Patient and Family Advisory Councils – The Importance of the Patient Voice in Our Safety and Quality WorkPosted: November 26, 2012
Patient and Family Advisory Councils are forming in many hospitals across the country. Some institutions, like the Dana Farber Cancer Institute and Cincinnati Children’s Hospital have had “Patient Partnership” Council’s in place for over a decade, inviting the patient into healthcare decision-making and strategic planning, setting examples for those just starting the process. Aurora Health in WI, who received AHRQ funding to look at best practices around the formation of a Patient Safety Advisory Council for outpatient medication safety has provided guidelines for all to follow if they so desire to set up their own Patient Advisory Council.
But with many now rushing to engage patients, a few leading patient advocates have become a bit skeptical. Engaging patients is more than just addressing the call from the Institute of Medicine in their September report. It’s more than gathering people in a boardroom, serving lunch and feeling good about ourselves. It’s more than just checking the patient council box when the Joint Commission comes visiting. And it’s more than just asking patients about hospital room colors. It’s about true partnerships that define, and then measure, patient safety and quality improvement outcomes from projects that directly result from the time invested in these types of meetings. When done correctly, these partnerships become powerful and lead to positive changes in a number of areas. The culture of medicine is in transition, and like any industry, changing culture takes time, courage and the ability to take action outside our normal comfort zones.

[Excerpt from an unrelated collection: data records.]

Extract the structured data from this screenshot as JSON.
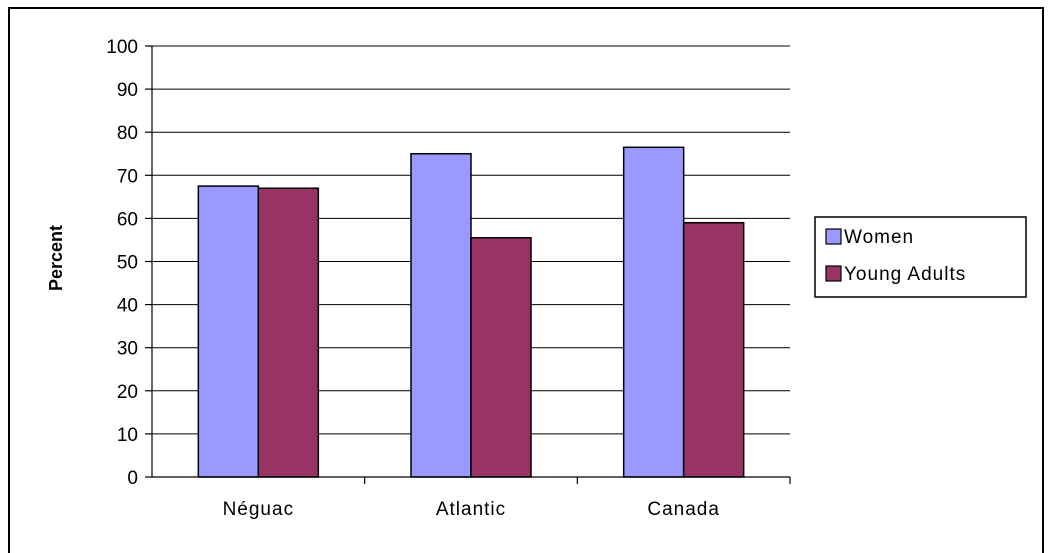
{
  "chart_data": {
    "type": "bar",
    "categories": [
      "Néguac",
      "Atlantic",
      "Canada"
    ],
    "series": [
      {
        "name": "Women",
        "values": [
          67.5,
          75,
          76.5
        ],
        "color": "#9999ff"
      },
      {
        "name": "Young Adults",
        "values": [
          67,
          55.5,
          59
        ],
        "color": "#993366"
      }
    ],
    "title": "",
    "xlabel": "",
    "ylabel": "Percent",
    "ylim": [
      0,
      100
    ],
    "yticks": [
      "0",
      "10",
      "20",
      "30",
      "40",
      "50",
      "60",
      "70",
      "80",
      "90",
      "100"
    ],
    "grid": true,
    "legend_position": "right"
  }
}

This week, I had the great pleasure of spending time with a number of leading patient advocates – people who have devoted their careers to helping patients, caregivers and health systems better understand what is needed to lower risk and improve quality in patient care. Many are good friends and have been personal mentors to me through the years. People like Helen Haskell, Carole Hemmelgarn and Patty Skolnik, three remarkable women who continue to share their personal stories of loss so others can learn, and make care safer. People like Rosemary Gibson, Michael Millenson, Sorrel King and Victoria Nahum who have touched us all through their writings, educational materials and collective call for change. They have graciously agreed to help us at MedStar Health better understand and appreciate what terms like patient-partnership, shared decision-making, and transparency really mean to our patients. Their definitions and perspectives can be quite different at times from those I have thought were correct and published in the literature through the years. Many times I think I get it, only to realize that “I don’t know what I don’t know”. Tim McDonald, a good friend, mentor and patient safety leader, always likes to say we can be “unconsciously incompetent” when describing this phenomena.
We all met as a group last week, and the conversation took on a life of its own. With the advocates asking the tough questions, the conversation and discussions evolved organically and led to the open, honest discourse we all know is critical if real change has a chance to occur. Rosemary challenged the leadership in the room to measure our success by striving for the day when every healthcare provider working in our system was one that we as caregivers would refer a family member to – no hidden secrets on who we know is good, and who we would take our loved ones to for care. A second recommendation focused on outcomes data, and how to present it in a meaningful way–in a way that patients could truly understand, and then use it for decision-making. And more than one of our advocates implored us to create educational tools that patients could not only use to guide them through their hospital stay, but also make it clear they were a welcome and engaged part of the care team. Many health systems like MedStar already have different patient educational tools in place, but the group pushed us to think differently and be even more innovative in our approach to patient education.
The day ended with excitement around the different opportunities to create change right in front of us, and in fact, work has already begun on more than one consensus recommendation resulting from the meeting. We all look forward to the continued sharing of ideas with our council members, and graciously thank them for their insight and resolve to push us past our limits in the best interest of our patients.